- This event has passed.
Seattle Apache Kafka Meetup – LinkedIn Edition
August 14 @ 5:30 pm - 8:30 pm
Greetings! Mark your calendars for a special edition of the Seattle Apache Kafka meetup featuring 3 great talks by speakers from LinkedIn, where it all began for Apache Kafka. Speakers for this session are traveling from the Bay Area to present in the Seattle area – please make the best use of this opportunity! Please RSVP.
Date: August 14, 2019
Location: Salesforce Bellevue [masked]th Ave NE) – 1st Floor Conference Room
05:30 PM – Doors open
05:30 PM – 06:00 PM – Checkin, Food and drink
06:00 PM – 08:00 PM – Talks
1) Cruise Control: Effortless management of Kafka clusters
Presenter: Efe Gencer, Senior Engineer, LinkedIn
Kafka has become the de facto standard for streaming data with high-throughput, low-latency, and fault-tolerance. However, its rising adoption raises new challenges. In particular, the growing cluster sizes, increasing volume and diversity of user traffic, and aging network and server components induce an overhead in managing the system. This overhead makes it infeasible for human operators to constantly monitor, identify, and mitigate issues. The resulting utilization imbalance across brokers leads to unpredictable client performance due to the high variation in their throughput and latency. Finally, properly expanding, shrinking, or upgrading clusters also incurs a management overhead. Hence, adopting a principled approach to manage Kafka clusters is integral to the sustainability of the infrastructure.
This talk will describe how LinkedIn alleviates the management overhead of large-scale Kafka clusters using Cruise Control. To this end, first, we will discuss the reactive and proactive techniques that Cruise Control uses to support admin operations for cluster maintenance, enable anomaly detection with self-healing, and provide real-time monitoring for Kafka clusters. Next, we will examine how Cruise Control performs in production. Finally, we will conclude with questions and further discussion.
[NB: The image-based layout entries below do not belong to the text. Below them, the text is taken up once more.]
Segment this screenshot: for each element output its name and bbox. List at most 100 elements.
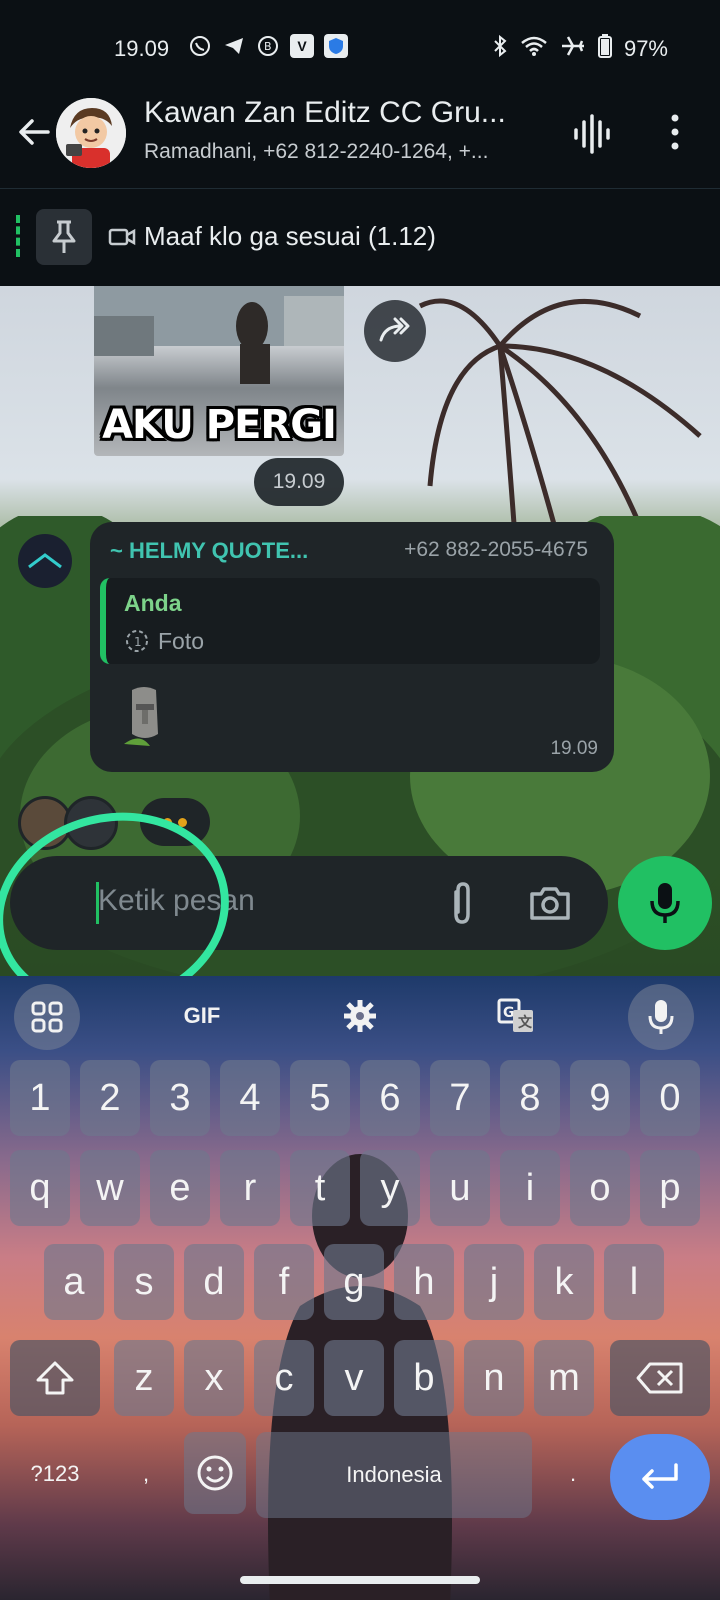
pinned-message-bar[interactable]: Maaf klo ga sesuai (1.12): [0, 188, 720, 286]
symbols-key[interactable]: ?123: [10, 1436, 100, 1512]
battery-icon: [597, 34, 612, 64]
key-0[interactable]: 0: [640, 1060, 700, 1136]
chat-participants[interactable]: Ramadhani, +62 812-2240-1264, +...: [144, 140, 488, 164]
key-i[interactable]: i: [500, 1150, 560, 1226]
key-4[interactable]: 4: [220, 1060, 280, 1136]
forward-icon: [379, 317, 410, 342]
quoted-text: Foto: [158, 628, 205, 654]
translate-button[interactable]: G文: [488, 990, 544, 1042]
pin-icon: [52, 220, 76, 253]
status-time: 19.09: [114, 36, 170, 61]
camera-button[interactable]: [526, 880, 574, 926]
key-k[interactable]: k: [534, 1244, 594, 1320]
more-options-button[interactable]: [660, 110, 690, 154]
pinned-message-text: Maaf klo ga sesuai (1.12): [144, 221, 436, 251]
key-a[interactable]: a: [44, 1244, 104, 1320]
key-6[interactable]: 6: [360, 1060, 420, 1136]
quoted-author: Anda: [124, 590, 182, 616]
camera-icon: [530, 887, 570, 920]
key-w[interactable]: w: [80, 1150, 140, 1226]
back-button[interactable]: [14, 112, 54, 152]
svg-text:G: G: [503, 1005, 515, 1021]
comma-key[interactable]: ,: [108, 1436, 184, 1512]
emoji-key[interactable]: [184, 1432, 246, 1514]
reply-message-bubble[interactable]: ~ HELMY QUOTE... +62 882-2055-4675 Anda …: [90, 522, 614, 772]
pin-indicator: [16, 215, 20, 257]
apps-button[interactable]: [14, 984, 80, 1050]
backspace-icon: [636, 1362, 683, 1394]
period-key[interactable]: .: [540, 1436, 606, 1512]
home-indicator[interactable]: [240, 1576, 480, 1584]
backspace-key[interactable]: [610, 1340, 710, 1416]
grid-icon: [31, 1001, 63, 1033]
key-z[interactable]: z: [114, 1340, 174, 1416]
key-v[interactable]: v: [324, 1340, 384, 1416]
sender-phone[interactable]: +62 882-2055-4675: [404, 538, 588, 562]
key-d[interactable]: d: [184, 1244, 244, 1320]
svg-text:文: 文: [518, 1014, 533, 1031]
key-5[interactable]: 5: [290, 1060, 350, 1136]
key-3[interactable]: 3: [150, 1060, 210, 1136]
system-status: 97%: [492, 34, 668, 64]
key-p[interactable]: p: [640, 1150, 700, 1226]
chat-title[interactable]: Kawan Zan Editz CC Gru...: [144, 96, 506, 130]
forward-button[interactable]: [364, 300, 426, 362]
sender-avatar[interactable]: [18, 534, 72, 588]
whatsapp-icon: [188, 34, 212, 58]
space-key[interactable]: Indonesia: [256, 1432, 532, 1518]
moai-emoji-icon: [124, 687, 158, 746]
key-r[interactable]: r: [220, 1150, 280, 1226]
attach-button[interactable]: [440, 880, 484, 926]
key-j[interactable]: j: [464, 1244, 524, 1320]
key-8[interactable]: 8: [500, 1060, 560, 1136]
voice-input-button[interactable]: [628, 984, 694, 1050]
key-c[interactable]: c: [254, 1340, 314, 1416]
key-o[interactable]: o: [570, 1150, 630, 1226]
gif-button[interactable]: GIF: [174, 990, 230, 1042]
wifi-icon: [520, 35, 548, 63]
key-7[interactable]: 7: [430, 1060, 490, 1136]
key-f[interactable]: f: [254, 1244, 314, 1320]
group-avatar[interactable]: [56, 98, 126, 168]
telegram-icon: [222, 34, 246, 58]
key-u[interactable]: u: [430, 1150, 490, 1226]
key-s[interactable]: s: [114, 1244, 174, 1320]
voice-record-button[interactable]: [618, 856, 712, 950]
key-t[interactable]: t: [290, 1150, 350, 1226]
key-9[interactable]: 9: [570, 1060, 630, 1136]
sticker-image[interactable]: AKU PERGI: [94, 286, 344, 456]
enter-icon: [642, 1463, 678, 1489]
settings-button[interactable]: [332, 990, 388, 1042]
key-h[interactable]: h: [394, 1244, 454, 1320]
bluetooth-icon: [492, 34, 508, 64]
key-l[interactable]: l: [604, 1244, 664, 1320]
sender-name[interactable]: ~ HELMY QUOTE...: [110, 538, 308, 564]
key-m[interactable]: m: [534, 1340, 594, 1416]
sticker-caption: AKU PERGI: [102, 402, 337, 448]
key-1[interactable]: 1: [10, 1060, 70, 1136]
smiley-icon: [197, 1455, 233, 1491]
message-time: 19.09: [550, 738, 598, 759]
pin-icon-box: [36, 209, 92, 265]
key-2[interactable]: 2: [80, 1060, 140, 1136]
key-q[interactable]: q: [10, 1150, 70, 1226]
keyboard-toolbar: GIF G文: [0, 976, 720, 1056]
key-x[interactable]: x: [184, 1340, 244, 1416]
key-n[interactable]: n: [464, 1340, 524, 1416]
shift-key[interactable]: [10, 1340, 100, 1416]
soft-keyboard: GIF G文 1234567890 qwertyuiop asdfghjkl z…: [0, 976, 720, 1600]
microphone-icon: [650, 883, 680, 923]
gear-icon: [344, 1000, 376, 1032]
key-e[interactable]: e: [150, 1150, 210, 1226]
key-y[interactable]: y: [360, 1150, 420, 1226]
enter-key[interactable]: [610, 1434, 710, 1520]
chat-area[interactable]: AKU PERGI 19.09 ~ HELMY QUOTE... +62 882…: [0, 286, 720, 976]
quoted-message[interactable]: Anda 1 Foto: [100, 578, 600, 664]
vidmate-icon: V: [290, 34, 314, 58]
key-g[interactable]: g: [324, 1244, 384, 1320]
translate-icon: G文: [497, 998, 533, 1032]
view-once-icon: 1: [126, 630, 148, 652]
whatsapp-business-icon: B: [256, 34, 280, 58]
voice-chat-button[interactable]: [570, 114, 614, 154]
key-b[interactable]: b: [394, 1340, 454, 1416]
2) More Data, More Problems: Scaling Kafka-Mirroring Pipelines at LinkedIn
Presenter: Celia Kung, Engineering Manager, LinkedIn
For several years, LinkedIn has been using Kafka MirrorMaker as the mirroring solution for copying data between Kafka clusters across data centers. However, as LinkedIn data continued to grow, mirroring trillions of Kafka messages per day across data centers uncovered the scale limitations and operability challenges of Kafka MirrorMaker. To address such issues, we have developed a new mirroring solution, built on top our stream ingestion service, Brooklin. Brooklin’s mirroring solution aims to provide improved performance and stability, while facilitating better management through finer control of data pipelines. Through flushless Kafka produce, dynamic management of data pipelines, per-partition error handling and flow control, we are able to increase throughput, better withstand consume and produce failures and reduce overall operating costs. As a result, we have eliminated the major pain points of Kafka MirrorMaker.
In this talk, we will dive deeper into the challenges LinkedIn has faced with Kafka MirrorMaker, how we tackled them with Brooklin and our plans for iterating further on this new mirroring solution.
3) Apache Samza 1.0: What’s New and What’s Next in Stream Processing
Presenter: Prateek Maheshwari, Staff Engineer, LinkedIn
Apache Samza reached a major milestone with its recent 1.0 release. In this talk, we take a look at the major new features and enhancements in Samza 1.0. We also take a sneak peek at what’s next on our roadmap. Both Stream Processing veterans and developers new to Stream Processing will discover useful new features to leverage for their applications.